«Wir müssen den Gürtel enger schnallen»

An einer Info-Veranstaltung wurde aufgezeigt, wie Laufen sich finanziell erholen könnte. Dabei müssen Ausgaben sinken und die Erträge — sprich: Steuern — steigen.

Im Dezember des vergangenen Jahres hat die Gemeindeversammlung den Stadtrat beauftragt, externe Berater für die Zukunft der Gemeindefinanzen beizuziehen. Am Dienstagabend orientierten die beauftragten Firmen und der Stadtrat in der Gym-Aula über das Ergebnis.

Manuel Stauffer von der publicXdata AG umriss das gewählte Vorgehen: Man habe die Gemeinde Laufen mit den anderen Baselbieter Gemeinden verglichen, um Abweichungen bei den Ausgaben und den Erträgen festzustellen. Und Guido Grütter von Federas stellte gleich zu Beginn fest, dass in allen Gemeinden «etwas schiefläuft».

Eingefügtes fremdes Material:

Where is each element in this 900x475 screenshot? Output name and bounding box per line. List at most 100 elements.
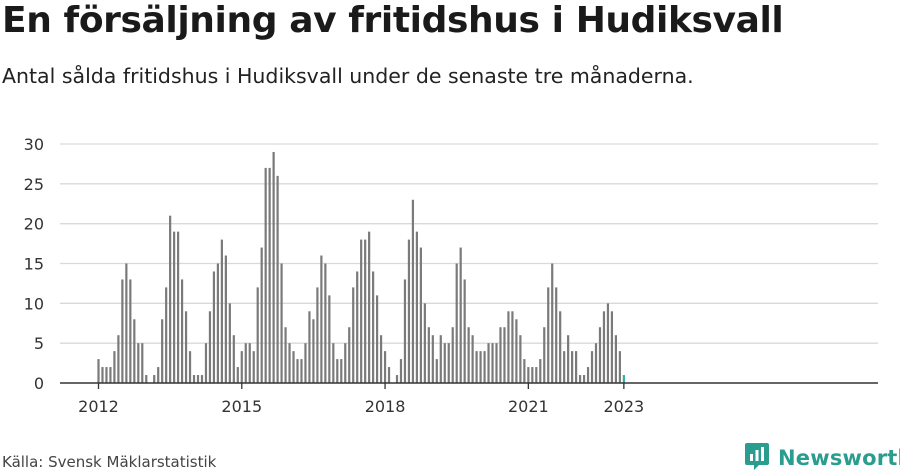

Laufen schreibt seit Jahren Defizite, was zu einem Abbau des Eigenkapitals, einer ungenügenden Selbstfinanzierung und einer steigenden Verschuldung führt. Deshalb schlagen die Berater kurzfristig, bereits für nächstes Jahr, Einsparungen von 400000 Franken vor. Danach sollen weitere 800000 Franken folgen. «Bis 2030 sollen jährlich rund 1,2 Millionen Franken gespart werden» — in allen Ressorts, vorwiegend aber in den Bereichen Bildung, Gesundheit und Soziales. Es brauche weniger Ausgaben und mehr Einnahmen, so das Fazit. Die Experten stellten beispielsweise fest, dass in Laufen überdurchschnittlich viele Lehrpersonen in Teilpensen arbeiten: Während im kantonalen Durchschnitt der Beschäftigungsgrad der Lehrkräfte bei 66 Prozent liegt, sind es in Laufen nur 43 Prozent. Hingegen sei die Stadtverwaltung gut aufgestellt: «Laufen hat die zweitgünstigste Verwaltung im Kanton», hielt Grütter fest. Im Bereich Gesundheit stellte man fest, dass einige Bewohnende des Alters- und Pflegeheims, welche dort mit einer tiefen Pflegestufe wohnen, noch gut zuhause leben und von der Spitex betreut werden könnten. Die Berater schlagen deshalb vor, in Laufen das Betreute Wohnen zu forcieren. Stadtpräsident Pascal Bolliger wies darauf hin, dass ein solches Projekt aufgegleist sei. Im Sozialbereich schlägt die Zentrumsfunktion Laufens zu Buche. 48 Prozent der Sozialhilfebezüger im Laufental wohnen in Laufen. Hier schlägt Grütter einen Solidaritätsfonds vor, in den alle Gemeinden einzahlen und das Geld dann auf die besonders belasteten Gemeinden verteilt werde.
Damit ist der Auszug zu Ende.